Our original plan had been to go from Seville to Portugal and then north possibly as far as Santiago de Compostela. Our return to Spain and Madrid would have brought us back by way of long drives through Salamanca. By itself, we did not have a special reason to visit the city… other than the sound of its name. Nonetheless, we were in for a very pleasant treat. Salamanca is now a rather small city. Its university, once one of the world’s centers of learning is now hardly known. According to Michener, the academic year of 1567-68 saw 7,800 students enrolled there studying everything from math to medicine, with an additional 5,000 who could be found “hanging around the city to audit lectures!” What brought about the change? In the words of James Michener:
Each component at Salamanca is perfect, as if time had frozen the old patterns.

As a matter of fact, that is precisely what happened. Under pressures [from the Inquisition; a mass migration of Salamanca’s Jews to Portugal occurred in 1474] this grand university, light of Europe, began to grope and fumble. First, any student suspected of Jewish blood was excluded. Then it became difficult for bright boys from untitled family to gain entrance; vacancies were reserved for the nobility, who used the university as a kind of gentlemen’s finishing school. At the end of the sixteenth century [one hundred years after the Expulsion] Salamanca no longer taught mathematics in any form and fifty years later enrolled not a single student in medicine. The fine interchange of ideas that used to be carried on with Oxford and Bologna was halted, and the sharp debate that once characterized the intellectual life of the university was silenced. Registrations dropped from seven thousand eight hundred to to a mere three hundred in 1824.

I know of no other educational institution in the world that started so high as Salamanca to fall so low.

There may be hope for the future. The city is lovely. Its old town is built of an amber-colored stone quarried at a town not far away. A special font or script provides the signage on the buildings. This is now, sadly, often covered by other more modern commercial signage.

And, while not over-run by tourists, there are a growing number of exchange students who we saw studying Spanish in immersion classes for the summer. Some were in the Valor chocolate shop comparing notes as we had our chocolate (in a mancerina).

Still Searching for Samuel Levinger

Alba in Valencia had told us about a group in Salamanca.

Archivo General de la Guerra Civil Española,
c/Gibraltar 2, 37088 Salamanca,
tel 923-21-28-45, fax 923-26-47-30.
Información sobre los soldados judíos en las Brigadas Internacionales.
We called them and left our email addresses, but have never heard back.

More “Maimon”

As the city awoke from its siesta the lovely Plaza Major, known to be the most beautiful in all of Spain, filled up with groups of musicians, some dressed in medieval costumes and using medieval instruments, at different locations.

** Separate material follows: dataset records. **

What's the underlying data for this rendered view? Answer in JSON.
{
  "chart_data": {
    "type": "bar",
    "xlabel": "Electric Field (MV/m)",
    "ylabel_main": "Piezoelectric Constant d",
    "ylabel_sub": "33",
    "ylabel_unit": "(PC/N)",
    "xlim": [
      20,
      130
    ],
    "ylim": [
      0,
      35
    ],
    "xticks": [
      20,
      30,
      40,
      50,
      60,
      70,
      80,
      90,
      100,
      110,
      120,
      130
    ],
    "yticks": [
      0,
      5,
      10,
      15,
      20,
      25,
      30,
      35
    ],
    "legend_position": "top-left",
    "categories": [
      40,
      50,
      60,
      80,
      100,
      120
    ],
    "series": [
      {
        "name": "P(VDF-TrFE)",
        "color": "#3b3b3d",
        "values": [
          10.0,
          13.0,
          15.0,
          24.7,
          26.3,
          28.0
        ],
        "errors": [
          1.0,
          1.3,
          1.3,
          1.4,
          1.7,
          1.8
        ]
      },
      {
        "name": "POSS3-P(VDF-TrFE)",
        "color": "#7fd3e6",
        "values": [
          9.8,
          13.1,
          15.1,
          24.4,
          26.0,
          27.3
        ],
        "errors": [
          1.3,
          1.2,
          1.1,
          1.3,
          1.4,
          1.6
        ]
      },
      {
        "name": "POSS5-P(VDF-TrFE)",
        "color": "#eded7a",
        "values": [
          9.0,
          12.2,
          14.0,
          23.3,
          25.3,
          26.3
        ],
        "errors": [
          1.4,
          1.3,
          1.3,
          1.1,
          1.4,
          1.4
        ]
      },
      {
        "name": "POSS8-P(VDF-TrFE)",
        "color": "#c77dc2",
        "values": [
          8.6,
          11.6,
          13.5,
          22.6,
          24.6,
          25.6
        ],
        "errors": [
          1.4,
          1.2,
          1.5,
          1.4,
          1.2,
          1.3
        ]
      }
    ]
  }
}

We walked along the arcade looking at all the various shops. One in particular caught our attention. A sweet shop with a “Bollo Maimon” in the window.

We purchased one. We enjoyed a Moroccan meal at one of the smaller restaurants just off the plaza and made our way further north to our campsite.

There we made Shabbat in the van and…


…were disappointed by the dry, hard angelfood cake like nature of our Maimon cake.